David Lynch: Beautiful Dark
Greg Olson - 2008
Lynch's films delve into the subjective consciousness of his characters to reveal both the depraved darkness and luminous spirituality of human nature. From his experimental shorts of the 1960s to feature films like Eraserhead, The Elephant Man, Blue Velvet, Mulholland Drive, and INLAND EMPIRE, Lynch has pushed the boundaries of cinematic storytelling. In David Lynch: Beautiful Dark, author Greg Olson explores the surreal intricacies of the director's unique visual and visceral style not only in his full-length films but also his early forays into painting and short films, as well as his television landmark, Twin Peaks.

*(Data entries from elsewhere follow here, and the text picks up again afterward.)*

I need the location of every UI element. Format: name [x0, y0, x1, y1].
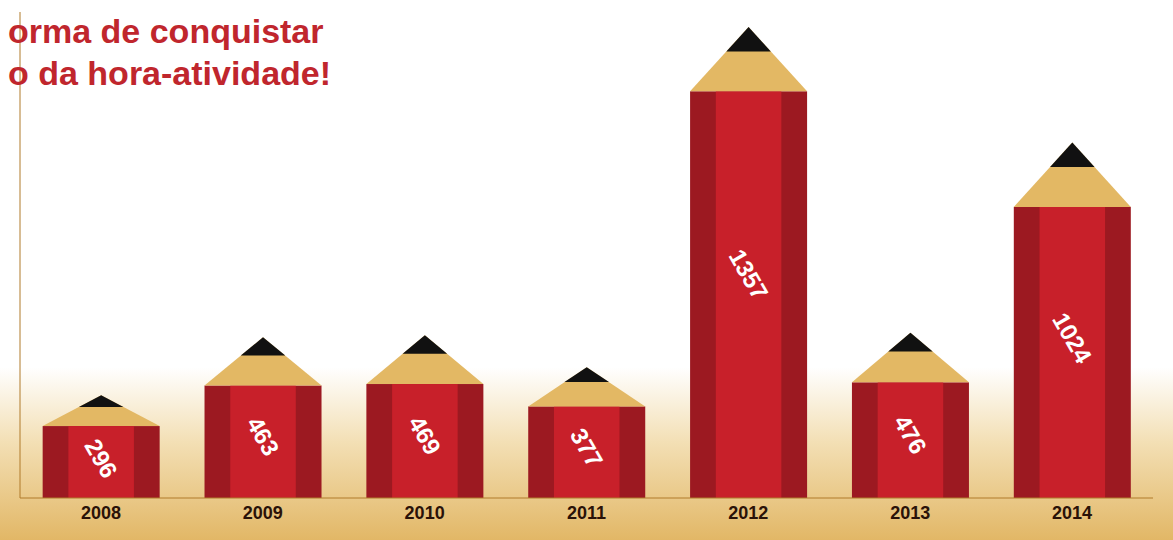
svg-text:469: 469 — [403, 411, 446, 459]
svg-text:2011: 2011 — [567, 503, 606, 523]
svg-text:2010: 2010 — [405, 503, 445, 523]
svg-text:2009: 2009 — [243, 503, 283, 523]
svg-text:377: 377 — [565, 424, 608, 472]
svg-text:476: 476 — [889, 410, 932, 458]
svg-text:1024: 1024 — [1047, 308, 1097, 368]
svg-text:2008: 2008 — [81, 503, 121, 523]
svg-text:2014: 2014 — [1052, 503, 1092, 523]
svg-text:2012: 2012 — [728, 503, 768, 523]
html-text:orma de conquistar: orma de conquistar — [8, 12, 324, 50]
svg-text:2013: 2013 — [890, 503, 930, 523]
svg-text:463: 463 — [241, 412, 284, 460]
svg-text:1357: 1357 — [724, 244, 774, 304]
html-text:o da hora-atividade!: o da hora-atividade! — [8, 54, 332, 92]
svg-text:296: 296 — [79, 434, 122, 482]
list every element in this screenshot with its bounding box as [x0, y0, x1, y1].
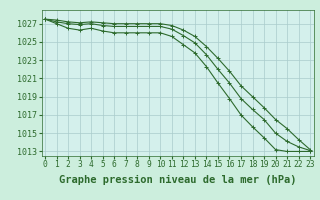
- X-axis label: Graphe pression niveau de la mer (hPa): Graphe pression niveau de la mer (hPa): [59, 175, 296, 185]
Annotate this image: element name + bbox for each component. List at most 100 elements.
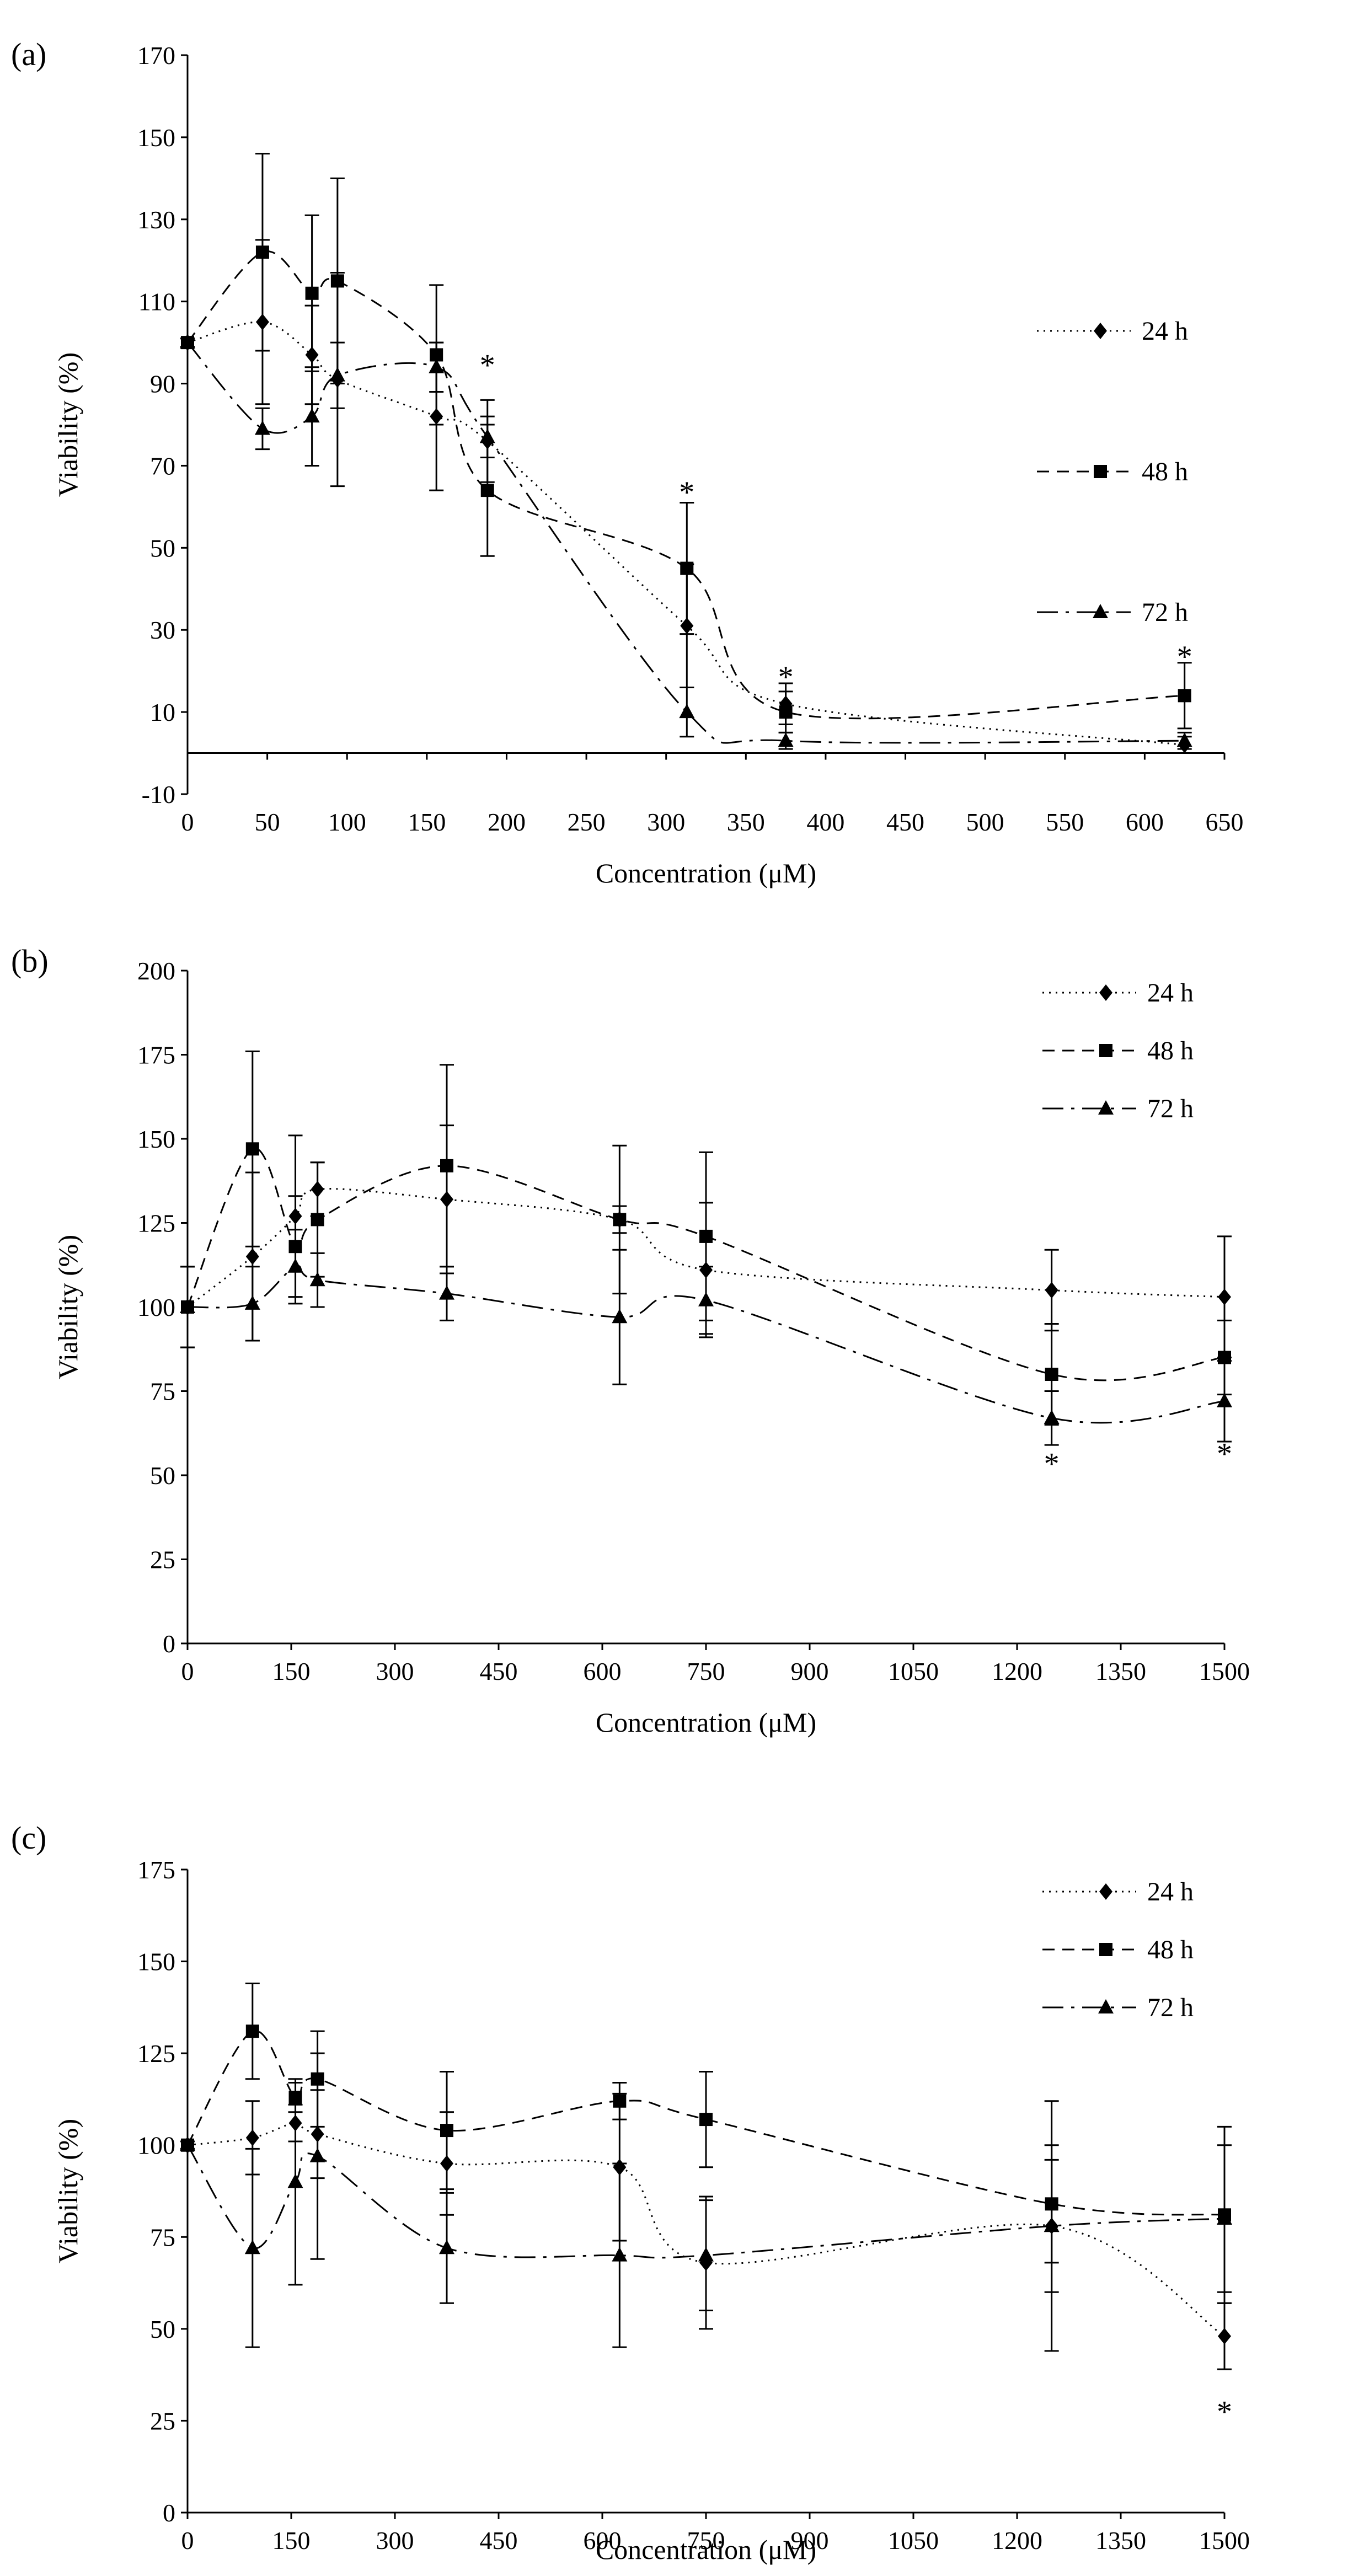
series-line [186,2029,1225,2216]
data-point [309,1272,325,1287]
x-tick-label: 0 [181,1657,194,1685]
data-point [1217,2210,1232,2225]
data-point [680,561,694,575]
x-tick-label: 500 [966,808,1004,836]
series-72h [180,334,1192,750]
data-point [699,2113,713,2127]
data-point [698,2247,714,2262]
significance-mark: * [1217,2395,1232,2429]
legend-label: 24 h [1147,1877,1194,1906]
x-tick-label: 1200 [992,1657,1042,1685]
series-line [186,250,1185,720]
data-point [612,2247,628,2262]
data-point [255,245,269,259]
data-point [244,2240,260,2254]
x-tick-label: 600 [1126,808,1164,836]
significance-mark: * [1177,640,1192,674]
data-point [1218,2328,1231,2345]
legend-marker [1098,1999,1114,2013]
legend-label: 48 h [1147,1036,1194,1065]
data-point [480,484,494,497]
x-axis-title: Concentration (μM) [596,1707,816,1738]
y-tick-label: 170 [137,41,175,69]
x-tick-label: 150 [408,808,446,836]
y-tick-label: 50 [150,2315,175,2343]
data-point [613,1213,627,1227]
x-tick-label: 100 [328,808,366,836]
x-tick-label: 0 [181,808,194,836]
data-point [330,274,344,288]
significance-mark: * [778,660,794,694]
data-point [1044,2218,1060,2232]
data-point [245,2025,259,2038]
series-72h [180,1229,1232,1446]
data-point [311,1213,324,1227]
data-point [305,286,319,300]
panel-label: (c) [11,1820,46,1856]
y-tick-label: 175 [137,1041,175,1069]
data-point [254,420,270,435]
significance-mark: * [1217,1437,1232,1471]
x-tick-label: 300 [376,2526,414,2554]
data-point [287,2173,303,2188]
x-tick-label: 750 [687,2526,725,2554]
y-tick-label: 100 [137,1293,175,1321]
data-point [612,1309,628,1324]
y-tick-label: 75 [150,1378,175,1406]
y-tick-label: -10 [142,780,175,808]
data-point [699,1229,713,1243]
x-tick-label: 650 [1206,808,1244,836]
series-line [186,2144,1225,2259]
significance-mark: * [1044,1447,1060,1481]
panel-b: (b) 0 25 50 75 100 125 150 175 200 0 150 300 450 600 75… [11,943,1250,1738]
x-tick-label: 550 [1046,808,1084,836]
legend-marker [1099,984,1112,1001]
x-tick-label: 600 [584,1657,622,1685]
data-point [244,1295,260,1310]
series-line [186,1147,1225,1381]
x-tick-label: 0 [181,2526,194,2554]
legend-marker [1099,1883,1112,1900]
data-point [679,704,695,719]
x-tick-label: 400 [806,808,844,836]
y-tick-label: 100 [137,2132,175,2160]
data-point [1218,1288,1231,1305]
y-tick-label: 10 [150,698,175,726]
x-tick-label: 200 [488,808,526,836]
data-point [479,429,495,443]
y-tick-label: 70 [150,452,175,480]
x-tick-label: 450 [480,2526,518,2554]
legend: 24 h 48 h 72 h [1042,978,1194,1123]
x-tick-label: 50 [255,808,280,836]
x-axis-title: Concentration (μM) [596,2534,816,2565]
y-tick-label: 125 [137,2039,175,2068]
data-point [1176,732,1192,747]
x-tick-label: 150 [272,2526,311,2554]
y-axis-title: Viability (%) [52,2119,83,2263]
y-tick-label: 110 [138,288,175,316]
x-tick-label: 750 [687,1657,725,1685]
y-tick-label: 25 [150,1546,175,1574]
series-line [187,2122,1225,2337]
legend-label: 72 h [1147,1993,1194,2022]
y-tick-label: 50 [150,1461,175,1490]
data-point [439,1285,454,1300]
data-point [245,1248,259,1265]
x-tick-label: 450 [480,1657,518,1685]
data-point [329,367,345,382]
data-point [613,2094,627,2108]
y-tick-label: 150 [137,124,175,152]
legend-label: 24 h [1147,978,1194,1008]
data-point [180,1299,195,1313]
series-line [187,1265,1225,1424]
x-tick-label: 1350 [1095,1657,1146,1685]
y-tick-label: 90 [150,370,175,398]
data-point [779,705,793,719]
y-axis-title: Viability (%) [52,352,83,497]
x-axis-title: Concentration (μM) [596,858,816,888]
x-tick-label: 450 [886,808,924,836]
x-tick-label: 900 [791,1657,829,1685]
y-tick-label: 175 [137,1856,175,1884]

This in-depth exploration is the first full-length work to analyze the intimate symbiosis between Lynch's life experience and artistic expressions: from the small-town child to the teenage painter to the 60-year-old Internet and digital media experimenter. To fully delineate the director's life and art, Olson received unprecedented participation from Lynch, his parents, siblings, old school friends, romantic partners, children, and decades of professional colleagues, as well as on-set access to the director during the production of Twin Peaks: Fire Walk with Me. Throughout this study, Olson provides thorough analyses of the filmmaker's works as Lynch conceived, crafted, and completed them. Consequently, David Lynch: Beautiful Dark is the definitive study of one of the most influential and idiosyncratic directors of the last four decades.